Daniel Aguirre knows what it’s like to start college without a clear path of study. A transfer student, he was thinking about communications, then changed to teaching. “There were so many things that I thought I wanted to do. At one point, I even thought I wanted to be a dancer,” he jokes.
This spring, as accepted students to Montclair State University make their college decisions, many transfer students as well as incoming first-year students, are grappling with the same issues that Aguirre sorted through.
“I won’t lie and say that it’s going to be easy,” says Aguirre, a senior who eventually chose a path he loves, a new offering in the School of Communication and Media, Social Media and Public Relations. “It is a journey and sometimes it takes some thinking about and evaluating what you really want to do. I advise students, ‘Do what you love, not what other people want you to do.’”
Choosing a major is among the most important decisions a college student will make, and Montclair has a large team of advisors and staff dedicated to helping them find the right fit. For the past five years, University College – the first and still the only program in New Jersey that supports undergraduates – has helped more than 3,100 students successfully declare their major.
University College took over the gymnasium in the Student Recreation Center on March 21 with a special sports-theme event called “Major Madness,” a full-court press to showcase Montclair’s 300 different majors, minors, concentrations and certificate programs.
The event is a catalyst for students to decide upon or declare a major, with 60-75% of University College major declarations each academic year occurring in the spring semester. A number of students took the opportunity to declare their majors to the cheers of University College staff dressed as basketball referees.
Gio Carluccio, a freshman, was among the students who made their decision, choosing one of Montclair’s newest majors, Recording Arts and Production within the John J. Cali School of Music. “It feels so surreal to be choosing a major today,” he said. “I’m excited to see what’s in store.”
In declaring this field, Carluccio says he was following his heart as he enjoys creating music at home. It wasn’t the path his parents initially encouraged him to follow, but he says they’ve been supportive of his choice.
“A lot of times students don’t realize that some of the extracurriculars they are involved in or are passionate about are things that could turn into careers and majors,” says University College Academic Advisor Johayra “Joy” Granados-Roldán.
Talking about those passions is the beginning of the process in helping students discover their path. “When I meet with my students, I review with them things that they may not even realize that could potentially be a career,” Granados-Roldán says. That includes talking about the activities they enjoy and providing assessments that lead to tracks of study.

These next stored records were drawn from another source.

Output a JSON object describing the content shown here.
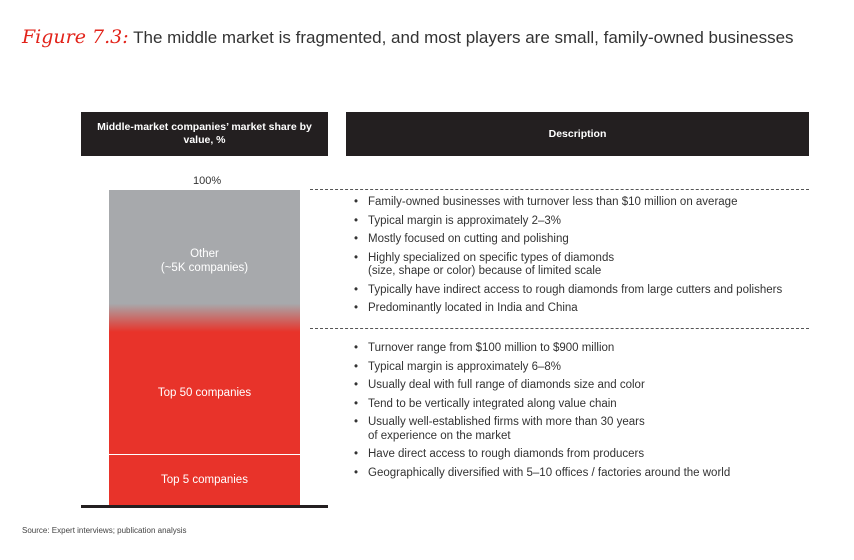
{
  "figure_label": "Figure 7.3:",
  "title": "The middle market is fragmented, and most players are small, family-owned businesses",
  "headers": {
    "left": "Middle-market companies’ market share by value, %",
    "right": "Description"
  },
  "chart_data": {
    "type": "bar",
    "title": "The middle market is fragmented, and most players are small, family-owned businesses",
    "ylabel": "Middle-market companies’ market share by value, %",
    "top_label": "100%",
    "ylim": [
      0,
      100
    ],
    "stacked": true,
    "categories": [
      "Middle-market companies"
    ],
    "series": [
      {
        "name": "Top 5 companies",
        "values": [
          16
        ],
        "color": "#e8332a"
      },
      {
        "name": "Top 50 companies",
        "values": [
          39
        ],
        "color": "#e8332a"
      },
      {
        "name": "Other (~5K companies)",
        "values": [
          45
        ],
        "color": "#a7a9ac"
      }
    ]
  },
  "descriptions": [
    {
      "segment": "Other (~5K companies)",
      "bullets": [
        "Family-owned businesses with turnover less than $10 million on average",
        "Typical margin is approximately 2–3%",
        "Mostly focused on cutting and polishing",
        "Highly specialized on specific types of diamonds\n(size, shape or color) because of limited scale",
        "Typically have indirect access to rough diamonds from large cutters and polishers",
        "Predominantly located in India and China"
      ]
    },
    {
      "segment": "Top 50 companies",
      "bullets": [
        "Turnover range from $100 million to $900 million",
        "Typical margin is approximately 6–8%",
        "Usually deal with full range of diamonds size and color",
        "Tend to be vertically integrated along value chain",
        "Usually well-established firms with more than 30 years\nof experience on the market",
        "Have direct access to rough diamonds from producers",
        "Geographically diversified with 5–10 offices / factories around the world"
      ]
    }
  ],
  "source": "Source: Expert interviews; publication analysis"
}
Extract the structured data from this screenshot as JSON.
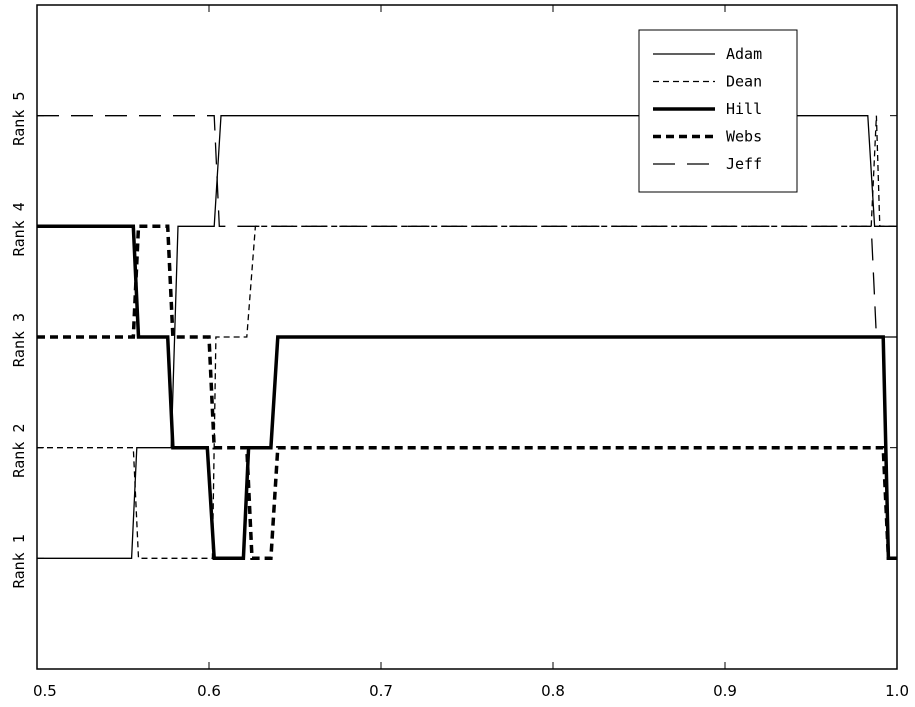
{
  "chart_data": {
    "type": "line",
    "title": "",
    "xlabel": "",
    "ylabel": "",
    "xlim": [
      0.5,
      1.0
    ],
    "ylim": [
      0,
      6
    ],
    "x_ticks": [
      "0.5",
      "0.6",
      "0.7",
      "0.8",
      "0.9",
      "1.0"
    ],
    "x_tick_values": [
      0.5,
      0.6,
      0.7,
      0.8,
      0.9,
      1.0
    ],
    "y_tick_labels": [
      "Rank 1",
      "Rank 2",
      "Rank 3",
      "Rank 4",
      "Rank 5"
    ],
    "y_tick_values": [
      1,
      2,
      3,
      4,
      5
    ],
    "grid": false,
    "legend_position": "top-right",
    "series": [
      {
        "name": "Adam",
        "style": "solid-thin",
        "x": [
          0.5,
          0.555,
          0.558,
          0.578,
          0.582,
          0.603,
          0.607,
          0.983,
          0.987,
          0.99,
          1.0
        ],
        "y": [
          1,
          1,
          2,
          2,
          4,
          4,
          5,
          5,
          4,
          4,
          4
        ]
      },
      {
        "name": "Dean",
        "style": "dashed-thin",
        "x": [
          0.5,
          0.556,
          0.559,
          0.602,
          0.604,
          0.622,
          0.627,
          0.985,
          0.988,
          0.99,
          1.0
        ],
        "y": [
          2,
          2,
          1,
          1,
          3,
          3,
          4,
          4,
          5,
          4,
          4
        ]
      },
      {
        "name": "Hill",
        "style": "solid-thick",
        "x": [
          0.5,
          0.556,
          0.559,
          0.576,
          0.579,
          0.599,
          0.603,
          0.62,
          0.623,
          0.636,
          0.64,
          0.992,
          0.995,
          1.0
        ],
        "y": [
          4,
          4,
          3,
          3,
          2,
          2,
          1,
          1,
          2,
          2,
          3,
          3,
          1,
          1
        ]
      },
      {
        "name": "Webs",
        "style": "dashed-thick",
        "x": [
          0.5,
          0.556,
          0.559,
          0.576,
          0.579,
          0.6,
          0.603,
          0.622,
          0.625,
          0.636,
          0.64,
          0.992,
          0.995,
          1.0
        ],
        "y": [
          3,
          3,
          4,
          4,
          3,
          3,
          2,
          2,
          1,
          1,
          2,
          2,
          1,
          1
        ]
      },
      {
        "name": "Jeff",
        "style": "longdash-thin",
        "x": [
          0.5,
          0.603,
          0.606,
          0.985,
          0.988,
          1.0
        ],
        "y": [
          5,
          5,
          4,
          4,
          3,
          3
        ]
      }
    ]
  }
}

“Students are sometimes just aware of the options that are within their personal network,” adds Academic Advisor Hope Kremer. “They know teaching is an option. They know business as an option. Maybe a parent is a police officer. They typically think of those things and they rarely think outside of the box just because they don’t know that those options exist.”
In talking with their students, the advisors ask them to share their life goals – and also their values. For Inioluwa Obafemi, a freshman who declared Medical Humanities at the Major Madness event, that meant recognizing that his interest in science wasn’t following a traditional path of working in labs or being a doctor. “In my own way I know I want to help people,” he says.
Ang Figueroa, a senior, came to the same decision when she switched majors from Biology to Medical Humanities, a program she discovered at a University College “Crash-a-Class” event, which allows students to sit in on select courses to see what they’re like. In Medical Humanities, Figueroa says, she discovered a field more aligned with her goals to increase the accessibility of health care.
“A lot of students who come to us say, ‘I really want to do X but my parents say I need to be a doctor or a nurse, an engineer or what have you, because their family equates certain occupations with success,” Granados-Roldán says.
Aguirre, a Hispanic first-generation college student, understands that pressure. “Even today, I’m still educating my parents about the world out there of social media and what public relations people do,” he says. “But at the end of the day, it’s about educating your supporters and letting them know that you’re picking your major because that’s what you love to do. If it makes you happy, if it makes you feel good, that’s all that matters,” Aguirre says.
“Well, at least to me that’s all that matters.”